Key Request Parameters

  • model: which model to use (affects cost, speed, quality)
  • messages: the conversation history; roles are system, user, assistant
  • temperature: 0 = deterministic, higher = more creative (0.0–2.0)
  • max_tokens: cap on response length

Reading the Response

The response object contains choices (usually one), each with a message. It also includes a usage field reporting prompt_tokens, completion_tokens, and total_tokens — essential for tracking cost.

print(response.usage.total_tokens)

Streaming Responses

For a responsive UX, stream tokens as they are generated instead of waiting for the full response.

stream = client.chat.completions.create(
    model="gpt-4o-mini",
    messages=[{"role": "user", "content": "Write a haiku about code."}],
    stream=True,
)

for chunk in stream:
    delta = chunk.choices[0].delta.content
    if delta:
        print(delta, end="", flush=True)

Each chunk carries a small delta. You concatenate deltas to build the full message.

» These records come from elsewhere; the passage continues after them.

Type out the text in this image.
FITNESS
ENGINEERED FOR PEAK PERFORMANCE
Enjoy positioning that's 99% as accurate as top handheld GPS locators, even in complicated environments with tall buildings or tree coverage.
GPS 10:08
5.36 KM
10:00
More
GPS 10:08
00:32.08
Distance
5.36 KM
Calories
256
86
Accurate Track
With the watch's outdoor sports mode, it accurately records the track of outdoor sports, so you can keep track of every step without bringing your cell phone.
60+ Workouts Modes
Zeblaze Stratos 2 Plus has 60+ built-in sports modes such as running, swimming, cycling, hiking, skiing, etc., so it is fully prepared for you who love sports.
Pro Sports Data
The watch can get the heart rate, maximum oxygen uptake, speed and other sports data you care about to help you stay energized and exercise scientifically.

Handling Errors and Rate Limits

Network calls fail. Providers enforce rate limits (requests/tokens per minute) and return 429 Too Many Requests. Use retries with exponential backoff.

import time
from openai import RateLimitError, APIError

def call_with_retry(client, **kwargs):
    for attempt in range(5):
        try:
            return client.chat.completions.create(**kwargs)
        except RateLimitError:
            wait = 2 ** attempt
            time.sleep(wait)
        except APIError as e:
            if attempt == 4:
                raise
            time.sleep(2 ** attempt)
    raise RuntimeError("Max retries exceeded")

The SDK also has built-in retries (max_retries on the client). Add timeouts to avoid hanging requests.

Cost and Safety Tips

  • Set max_tokens to control runaway costs.
  • Log usage to monitor spend.
  • Validate and sanitize user input before sending.
  • Use the cheapest model that meets quality needs.
  • Rotate keys if they are ever exposed.

Summary

You now know how to authenticate securely, send a chat request, parse responses, stream output, and handle rate limits. These primitives underpin every LLM-powered feature you’ll build.

Check your understanding

6 questions — answer to see instant feedback.

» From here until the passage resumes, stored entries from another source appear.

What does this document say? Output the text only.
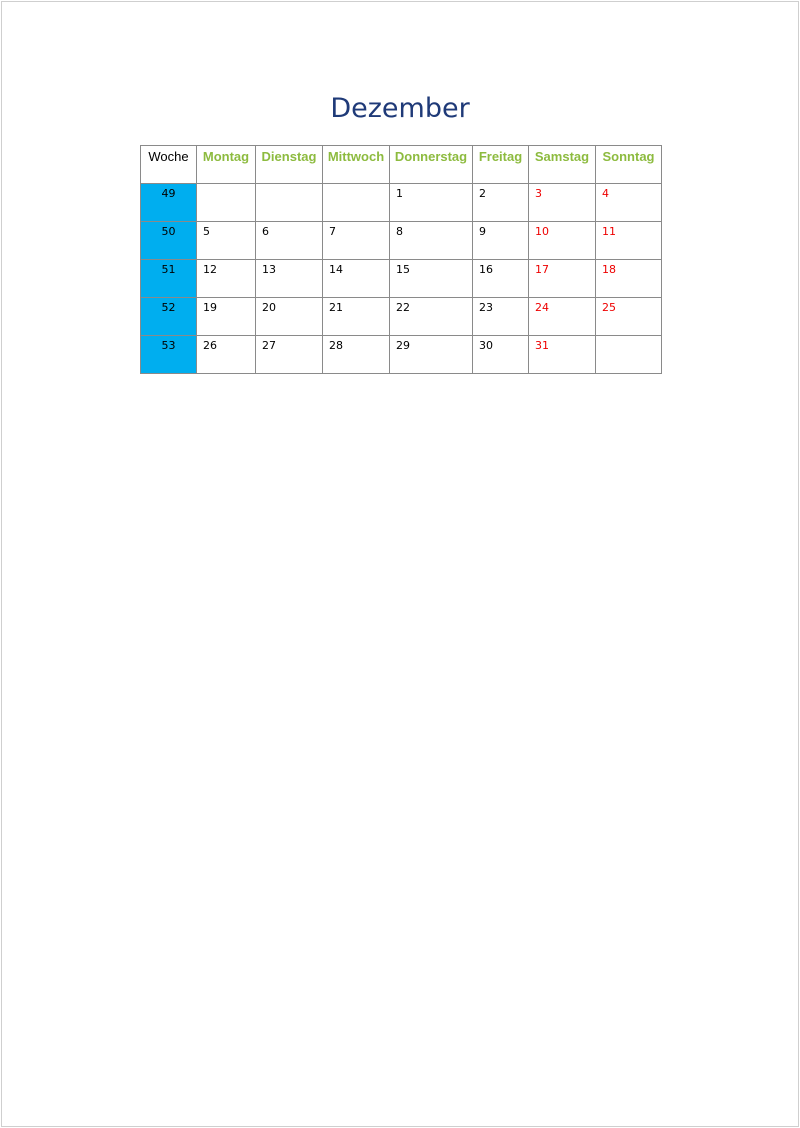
Dezember
Woche	Montag	Dienstag	Mittwoch	Donnerstag	Freitag	Samstag	Sonntag
49				1	2	3	4
50	5	6	7	8	9	10	11
51	12	13	14	15	16	17	18
52	19	20	21	22	23	24	25
53	26	27	28	29	30	31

Q1. What is the safest way to provide your API key to your application?
Keys should never be in source code or public files. Environment variables or a git-ignored .env file (and a secrets manager in production) keep them out of version control.
Q2. What does setting stream=True accomplish?
Streaming returns the response in small delta chunks as they're generated, improving perceived responsiveness, but does not change accuracy, cost, or rate limits.
Q3. Which HTTP status code typically indicates you've hit a rate limit?
A 429 Too Many Requests response signals you've exceeded the provider's rate limit; the recommended response is to retry with exponential backoff.
Q4. Which parameter most directly controls the maximum length and cost of a response?
max_tokens caps how many tokens the model can generate, directly limiting response length and the associated cost.
Q5. In one short phrase, name the retry strategy recommended for handling 429 rate-limit errors.
Answer:exponential backoff
Exponential backoff increases the wait time after each failed attempt (e.g., 1s, 2s, 4s), reducing pressure on the API and improving the chance of success.
Q6. Which field in the response object should you log to monitor token consumption and cost?
Answer:usage
The usage field reports prompt_tokens, completion_tokens, and total_tokens, which you log to track spending.